Abazovic called on the Special State Prosecution to reopen the investigation and find the preparators.

“The government is ready to accept international expertise, which is one of the possibilities… The people who can still testify in this case should get some status of cooperated witnesses and do what they should be doing,” Abazovic told the media.

In 2009, a former karate champion, Damir Mandic, was sentenced to 30 years for the killing, but the verdict was overturned in 2014, forcing a new trial. That ended in 2016 with a 19-year sentence.

Jovanovic’s family and their lawyers say Mandic did not act alone and that the circumstances of the murder have never been fully clarified, nor the masterminds brought to justice.

On Friday, Jovanovic’s sister, Danijela Pavicevic, said that family members were already contacted by the state prosecution.

“The former authorities and prosecutors didn’t show any will to solve this murder, but the attitude of the new prosecutors towards this crime gives us optimism,” she told the daily Vijesti.

Last May, former Prime Minister Zdravko Krivokapic and then Deputy PM Abazovic vowed to solve the killing, expressing full support for the work of a special commission created under a previous government in 2014 to monitor investigations into such attacks.
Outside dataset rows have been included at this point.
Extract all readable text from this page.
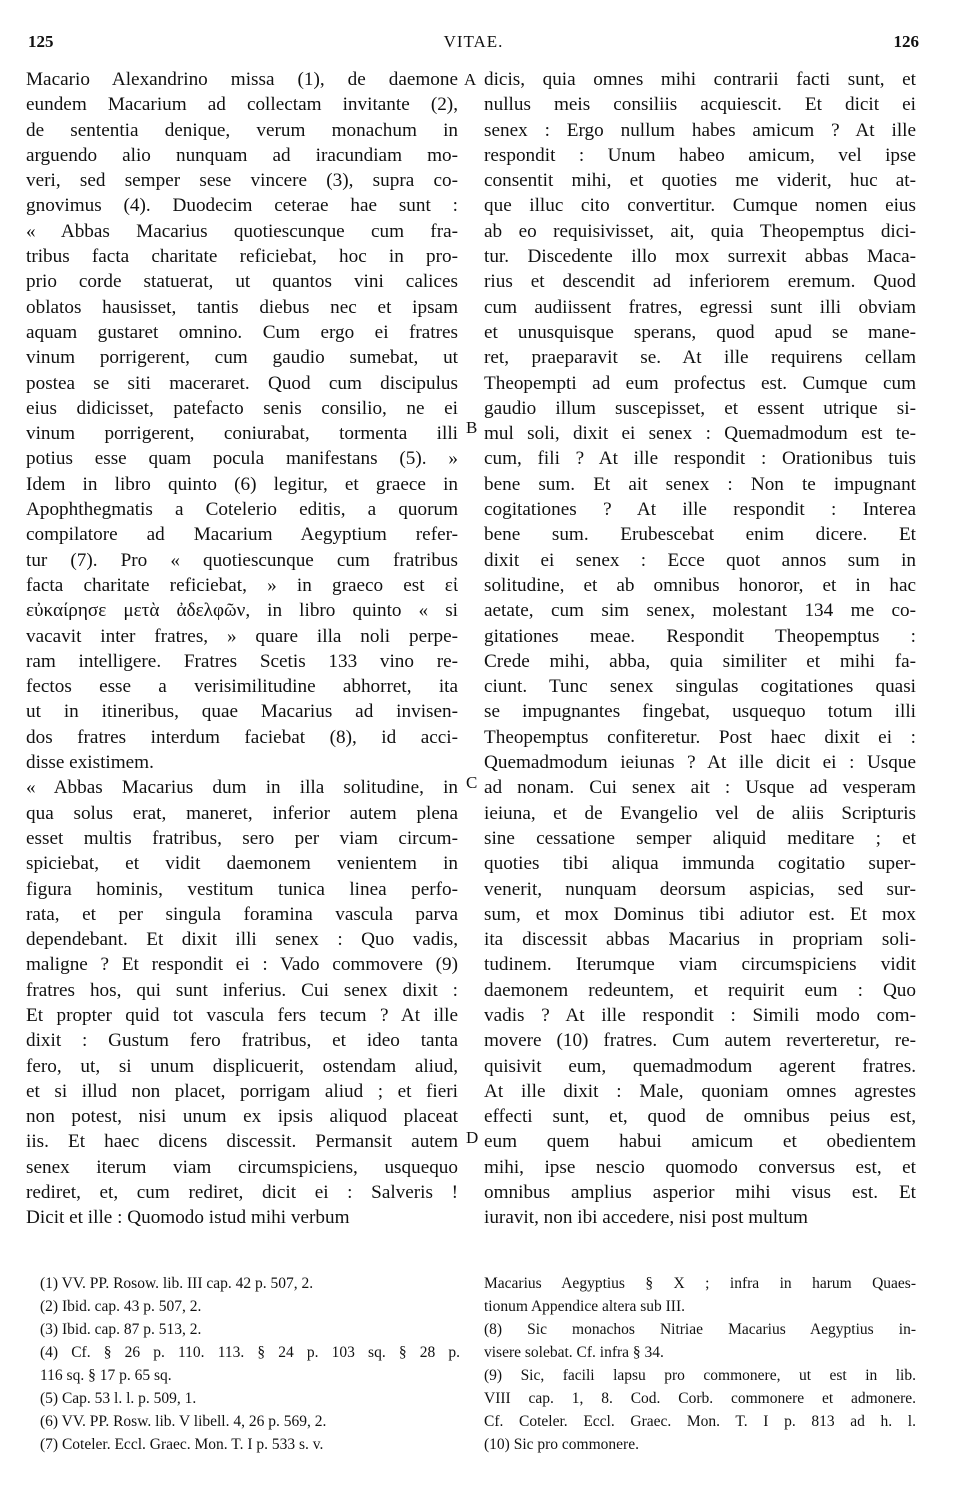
125	VITAE.	126
Macario Alexandrino missa (1), de daemone
eundem Macarium ad collectam invitante (2),
de sententia denique, verum monachum in
arguendo alio nunquam ad iracundiam mo-
veri, sed semper sese vincere (3), supra co-
gnovimus (4). Duodecim ceterae hae sunt :
« Abbas Macarius quotiescunque cum fra-
tribus facta charitate reficiebat, hoc in pro-
prio corde statuerat, ut quantos vini calices
oblatos hausisset, tantis diebus nec et ipsam
aquam gustaret omnino. Cum ergo ei fratres
vinum porrigerent, cum gaudio sumebat, ut
postea se siti maceraret. Quod cum discipulus
eius didicisset, patefacto senis consilio, ne ei
vinum porrigerent, coniurabat, tormenta illi
potius esse quam pocula manifestans (5). »
Idem in libro quinto (6) legitur, et graece in
Apophthegmatis a Cotelerio editis, a quorum
compilatore ad Macarium Aegyptium refer-
tur (7). Pro « quotiescunque cum fratribus
facta charitate reficiebat, » in graeco est εἰ
εὐκαίρησε μετὰ ἀδελφῶν, in libro quinto « si
vacavit inter fratres, » quare illa noli perpe-
ram intelligere. Fratres Scetis 133 vino re-
fectos esse a verisimilitudine abhorret, ita
ut in itineribus, quae Macarius ad invisen-
dos fratres interdum faciebat (8), id acci-
disse existimem.
« Abbas Macarius dum in illa solitudine, in
qua solus erat, maneret, inferior autem plena
esset multis fratribus, sero per viam circum-
spiciebat, et vidit daemonem venientem in
figura hominis, vestitum tunica linea perfo-
rata, et per singula foramina vascula parva
dependebant. Et dixit illi senex : Quo vadis,
maligne ? Et respondit ei : Vado commovere (9)
fratres hos, qui sunt inferius. Cui senex dixit :
Et propter quid tot vascula fers tecum ? At ille
dixit : Gustum fero fratribus, et ideo tanta
fero, ut, si unum displicuerit, ostendam aliud,
et si illud non placet, porrigam aliud ; et fieri
non potest, nisi unum ex ipsis aliquod placeat
iis. Et haec dicens discessit. Permansit autem
senex iterum viam circumspiciens, usquequo
rediret, et, cum rediret, dicit ei : Salveris !
Dicit et ille : Quomodo istud mihi verbum
dicis, quia omnes mihi contrarii facti sunt, et
nullus meis consiliis acquiescit. Et dicit ei
senex : Ergo nullum habes amicum ? At ille
respondit : Unum habeo amicum, vel ipse
consentit mihi, et quoties me viderit, huc at-
que illuc cito convertitur. Cumque nomen eius
ab eo requisivisset, ait, quia Theopemptus dici-
tur. Discedente illo mox surrexit abbas Maca-
rius et descendit ad inferiorem eremum. Quod
cum audiissent fratres, egressi sunt illi obviam
et unusquisque sperans, quod apud se mane-
ret, praeparavit se. At ille requirens cellam
Theopempti ad eum profectus est. Cumque cum
gaudio illum suscepisset, et essent utrique si-
mul soli, dixit ei senex : Quemadmodum est te-
cum, fili ? At ille respondit : Orationibus tuis
bene sum. Et ait senex : Non te impugnant
cogitationes ? At ille respondit : Interea
bene sum. Erubescebat enim dicere. Et
dixit ei senex : Ecce quot annos sum in
solitudine, et ab omnibus honoror, et in hac
aetate, cum sim senex, molestant 134 me co-
gitationes meae. Respondit Theopemptus :
Crede mihi, abba, quia similiter et mihi fa-
ciunt. Tunc senex singulas cogitationes quasi
se impugnantes fingebat, usquequo totum illi
Theopemptus confiteretur. Post haec dixit ei :
Quemadmodum ieiunas ? At ille dicit ei : Usque
ad nonam. Cui senex ait : Usque ad vesperam
ieiuna, et de Evangelio vel de aliis Scripturis
sine cessatione semper aliquid meditare ; et
quoties tibi aliqua immunda cogitatio super-
venerit, nunquam deorsum aspicias, sed sur-
sum, et mox Dominus tibi adiutor est. Et mox
ita discessit abbas Macarius in propriam soli-
tudinem. Iterumque viam circumspiciens vidit
daemonem redeuntem, et requirit eum : Quo
vadis ? At ille respondit : Simili modo com-
movere (10) fratres. Cum autem reverteretur, re-
quisivit eum, quemadmodum agerent fratres.
At ille dixit : Male, quoniam omnes agrestes
effecti sunt, et, quod de omnibus peius est,
eum quem habui amicum et obedientem
mihi, ipse nescio quomodo conversus est, et
omnibus amplius asperior mihi visus est. Et
iuravit, non ibi accedere, nisi post multum
A
B
C
D
(1) VV. PP. Rosow. lib. III cap. 42 p. 507, 2.
(2) Ibid. cap. 43 p. 507, 2.
(3) Ibid. cap. 87 p. 513, 2.
(4) Cf. § 26 p. 110. 113. § 24 p. 103 sq. § 28 p.
116 sq. § 17 p. 65 sq.
(5) Cap. 53 l. l. p. 509, 1.
(6) VV. PP. Rosw. lib. V libell. 4, 26 p. 569, 2.
(7) Coteler. Eccl. Graec. Mon. T. I p. 533 s. v.
Macarius Aegyptius § X ; infra in harum Quaes-
tionum Appendice altera sub III.
(8) Sic monachos Nitriae Macarius Aegyptius in-
visere solebat. Cf. infra § 34.
(9) Sic, facili lapsu pro commonere, ut est in lib.
VIII cap. 1, 8. Cod. Corb. commonere et admonere.
Cf. Coteler. Eccl. Graec. Mon. T. I p. 813 ad h. l.
(10) Sic pro commonere.
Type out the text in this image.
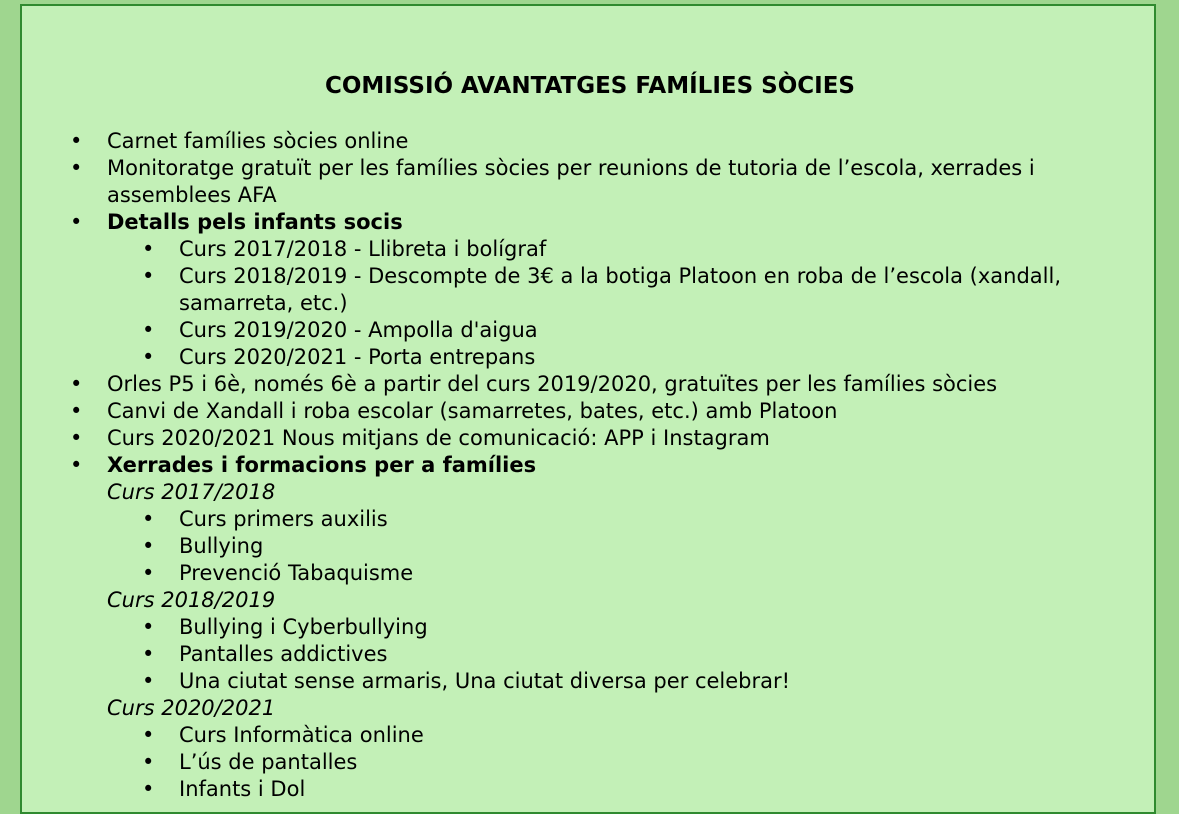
COMISSIÓ AVANTATGES FAMÍLIES SÒCIES
• Carnet famílies sòcies online
• Monitoratge gratuït per les famílies sòcies per reunions de tutoria de l’escola, xerrades i
assemblees AFA
• Detalls pels infants socis
• Curs 2017/2018 - Llibreta i bolígraf
• Curs 2018/2019 - Descompte de 3€ a la botiga Platoon en roba de l’escola (xandall,
samarreta, etc.)
• Curs 2019/2020 - Ampolla d'aigua
• Curs 2020/2021 - Porta entrepans
• Orles P5 i 6è, només 6è a partir del curs 2019/2020, gratuïtes per les famílies sòcies
• Canvi de Xandall i roba escolar (samarretes, bates, etc.) amb Platoon
• Curs 2020/2021 Nous mitjans de comunicació: APP i Instagram
• Xerrades i formacions per a famílies
Curs 2017/2018
• Curs primers auxilis
• Bullying
• Prevenció Tabaquisme
Curs 2018/2019
• Bullying i Cyberbullying
• Pantalles addictives
• Una ciutat sense armaris, Una ciutat diversa per celebrar!
Curs 2020/2021
• Curs Informàtica online
• L’ús de pantalles
• Infants i Dol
Members of the new Commission, led by the program director of Vijesti, Mihailo Jovovic, are journalists, media and NGO representatives, and from the Interior Ministry, police, State Prosecution and National Security Agency.

Jovovic said the commission had already determined irregularities in the murder investigation, stressing that they will continue working on the case.

“I am sure that hiring an expert, foreign or domestic, would help the Commission to determine what was wrong from the very beginning of this ineffective investigation,” Jovovic told BIRN.

In last year’s progress report, the European Commission said Montenegro had made only limited progress in addressing violence against journalists and media, adding that an effective judicial follow-up of Jovanovic murder remains to be ensured.